The physical issues individuals face from prostate cancer treatment are the same for all men regardless of sexuality or gender identification; urinary incontinence, erectile dysfunction etc. However, due to the nature of sexual relationships between men and for trans women, these can become highly significant factors affecting these individuals’ self-image and masculinity. Whether the individual can remain an active sexual partner or a passive one can be a very important factor for many people. In turn, this often results in gay or bisexual men feeling pressurised and unable to discuss such topics. Moreover, this is an area many of these individuals feel uncomfortable raising with clinicians as they feel they do not understand. It is more often than not the case that doctors offer gay and bisexual men or trans women heteronormative versions of treatment and outcomes as opposed to the required tailored support and guidance.

It is also important to highlight that some trans women who have had full gender reassignments are not aware that they still have a prostate. GPs should be aware of this and highlight the risk trans women have of developing prostate cancer, even if they have undergone full gender reassignment and despite taking hormone suppressants.

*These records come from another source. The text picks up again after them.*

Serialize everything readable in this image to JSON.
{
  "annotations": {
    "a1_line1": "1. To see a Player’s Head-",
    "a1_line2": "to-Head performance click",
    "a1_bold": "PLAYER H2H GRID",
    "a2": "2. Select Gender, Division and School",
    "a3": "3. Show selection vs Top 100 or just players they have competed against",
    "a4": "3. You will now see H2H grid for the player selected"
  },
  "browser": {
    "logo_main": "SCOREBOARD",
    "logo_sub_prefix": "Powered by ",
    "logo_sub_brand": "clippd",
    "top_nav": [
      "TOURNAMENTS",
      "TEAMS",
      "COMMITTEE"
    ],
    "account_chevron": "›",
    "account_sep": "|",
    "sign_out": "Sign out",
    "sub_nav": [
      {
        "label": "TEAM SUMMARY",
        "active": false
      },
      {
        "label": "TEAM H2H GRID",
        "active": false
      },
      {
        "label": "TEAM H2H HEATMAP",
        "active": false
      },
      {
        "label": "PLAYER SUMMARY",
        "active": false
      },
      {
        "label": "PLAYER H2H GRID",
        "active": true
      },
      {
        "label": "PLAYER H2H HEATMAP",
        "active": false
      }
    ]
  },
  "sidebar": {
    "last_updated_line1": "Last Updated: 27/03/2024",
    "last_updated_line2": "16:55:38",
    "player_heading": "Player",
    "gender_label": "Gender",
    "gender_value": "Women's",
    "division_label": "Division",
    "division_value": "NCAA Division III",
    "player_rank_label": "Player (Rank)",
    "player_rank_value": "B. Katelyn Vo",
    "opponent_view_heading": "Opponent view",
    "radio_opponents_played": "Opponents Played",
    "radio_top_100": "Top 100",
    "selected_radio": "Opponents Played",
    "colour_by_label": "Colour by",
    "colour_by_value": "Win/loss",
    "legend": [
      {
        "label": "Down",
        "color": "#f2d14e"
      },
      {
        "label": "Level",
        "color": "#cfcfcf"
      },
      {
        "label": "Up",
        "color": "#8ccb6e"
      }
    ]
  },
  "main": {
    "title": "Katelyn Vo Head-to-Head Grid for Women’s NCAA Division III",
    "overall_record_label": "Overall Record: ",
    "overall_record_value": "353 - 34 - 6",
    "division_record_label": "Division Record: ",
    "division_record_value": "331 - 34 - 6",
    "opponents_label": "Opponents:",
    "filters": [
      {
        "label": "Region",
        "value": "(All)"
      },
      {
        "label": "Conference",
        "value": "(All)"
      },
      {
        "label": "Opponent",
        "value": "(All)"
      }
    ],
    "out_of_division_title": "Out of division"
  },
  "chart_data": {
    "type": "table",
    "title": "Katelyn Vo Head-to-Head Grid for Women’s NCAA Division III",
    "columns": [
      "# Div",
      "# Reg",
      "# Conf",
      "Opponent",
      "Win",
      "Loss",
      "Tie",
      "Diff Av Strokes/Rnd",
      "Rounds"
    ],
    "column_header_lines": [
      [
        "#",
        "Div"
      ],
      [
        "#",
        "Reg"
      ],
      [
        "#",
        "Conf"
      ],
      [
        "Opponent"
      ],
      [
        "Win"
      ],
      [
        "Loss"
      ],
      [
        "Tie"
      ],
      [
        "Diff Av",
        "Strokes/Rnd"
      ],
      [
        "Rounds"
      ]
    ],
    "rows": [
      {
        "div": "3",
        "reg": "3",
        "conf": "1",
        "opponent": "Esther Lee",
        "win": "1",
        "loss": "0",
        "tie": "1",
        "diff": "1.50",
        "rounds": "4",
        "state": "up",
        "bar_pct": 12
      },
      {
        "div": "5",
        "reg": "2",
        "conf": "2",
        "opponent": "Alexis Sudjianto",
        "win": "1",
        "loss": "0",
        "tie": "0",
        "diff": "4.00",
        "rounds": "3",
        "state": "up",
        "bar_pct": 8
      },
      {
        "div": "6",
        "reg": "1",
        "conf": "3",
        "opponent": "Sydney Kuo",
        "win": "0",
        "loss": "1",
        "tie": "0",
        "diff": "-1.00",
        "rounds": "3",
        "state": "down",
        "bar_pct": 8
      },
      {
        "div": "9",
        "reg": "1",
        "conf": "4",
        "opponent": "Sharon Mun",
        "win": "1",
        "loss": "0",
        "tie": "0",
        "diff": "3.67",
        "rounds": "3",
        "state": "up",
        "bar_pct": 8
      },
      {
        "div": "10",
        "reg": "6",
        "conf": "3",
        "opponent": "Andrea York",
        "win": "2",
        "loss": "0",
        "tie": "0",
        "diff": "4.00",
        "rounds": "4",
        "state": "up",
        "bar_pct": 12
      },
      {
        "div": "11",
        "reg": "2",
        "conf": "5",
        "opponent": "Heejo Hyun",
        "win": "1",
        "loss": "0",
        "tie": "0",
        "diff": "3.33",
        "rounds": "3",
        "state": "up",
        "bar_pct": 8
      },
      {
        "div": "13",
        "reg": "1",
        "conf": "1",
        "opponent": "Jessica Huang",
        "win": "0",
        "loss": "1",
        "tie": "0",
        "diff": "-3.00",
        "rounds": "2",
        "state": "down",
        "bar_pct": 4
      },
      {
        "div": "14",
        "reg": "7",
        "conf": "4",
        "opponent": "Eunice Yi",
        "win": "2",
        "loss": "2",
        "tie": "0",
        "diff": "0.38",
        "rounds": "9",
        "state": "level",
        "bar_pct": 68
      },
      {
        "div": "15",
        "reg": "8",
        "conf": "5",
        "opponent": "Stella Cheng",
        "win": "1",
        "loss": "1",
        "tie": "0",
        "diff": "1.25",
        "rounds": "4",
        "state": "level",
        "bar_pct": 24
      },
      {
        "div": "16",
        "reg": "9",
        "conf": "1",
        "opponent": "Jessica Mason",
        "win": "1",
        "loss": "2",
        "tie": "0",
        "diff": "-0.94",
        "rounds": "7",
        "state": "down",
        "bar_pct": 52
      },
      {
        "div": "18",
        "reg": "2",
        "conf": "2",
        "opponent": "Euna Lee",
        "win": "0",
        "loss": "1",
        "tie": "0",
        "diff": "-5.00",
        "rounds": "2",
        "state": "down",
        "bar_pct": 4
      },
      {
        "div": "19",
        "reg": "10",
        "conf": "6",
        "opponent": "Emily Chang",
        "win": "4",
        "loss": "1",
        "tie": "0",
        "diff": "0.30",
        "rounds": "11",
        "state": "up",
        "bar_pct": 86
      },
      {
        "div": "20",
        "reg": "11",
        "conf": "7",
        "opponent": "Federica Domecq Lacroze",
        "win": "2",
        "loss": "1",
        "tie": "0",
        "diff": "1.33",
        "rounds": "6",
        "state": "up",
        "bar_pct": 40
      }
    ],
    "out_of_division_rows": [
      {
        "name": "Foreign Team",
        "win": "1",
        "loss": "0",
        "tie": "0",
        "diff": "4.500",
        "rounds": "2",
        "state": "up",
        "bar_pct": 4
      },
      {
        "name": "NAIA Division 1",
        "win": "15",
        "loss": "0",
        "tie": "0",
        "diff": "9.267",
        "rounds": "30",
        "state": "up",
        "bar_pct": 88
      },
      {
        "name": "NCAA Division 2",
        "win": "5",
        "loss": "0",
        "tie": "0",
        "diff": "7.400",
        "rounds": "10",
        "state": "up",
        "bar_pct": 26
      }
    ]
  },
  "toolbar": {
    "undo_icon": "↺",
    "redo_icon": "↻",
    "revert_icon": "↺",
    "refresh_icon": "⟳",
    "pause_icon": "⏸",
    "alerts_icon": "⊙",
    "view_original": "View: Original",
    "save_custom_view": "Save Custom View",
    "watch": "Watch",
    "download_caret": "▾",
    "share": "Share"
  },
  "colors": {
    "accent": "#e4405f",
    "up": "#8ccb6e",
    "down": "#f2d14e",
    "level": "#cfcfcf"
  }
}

It is clear that more support is urgently needed on cancer screening coverage in LGBT communities as well as the added and unique impact a cancer diagnosis can have on members of the LGBT community. The 2018 National LGBT Action Plan highlighted the need to put LGBT people’s needs ‘at the heart of the NHS’. It is vital that more is done to know exactly what these needs are to allow progress to be made.

There is a general view that clinicians do not have adequate knowledge surrounding cancer and the LBGT community. The advice from Public Health England is to take simple steps such as having LGBT posters or leaflets in waiting rooms and having staff wear rainbow lanyards or badges to make LGBT people feel more welcomed.

In conclusion, pride is a fantastic opportunity to grow acceptance and highlight all inequalities which still exist within the LGBTQ community, including surrounding cancer.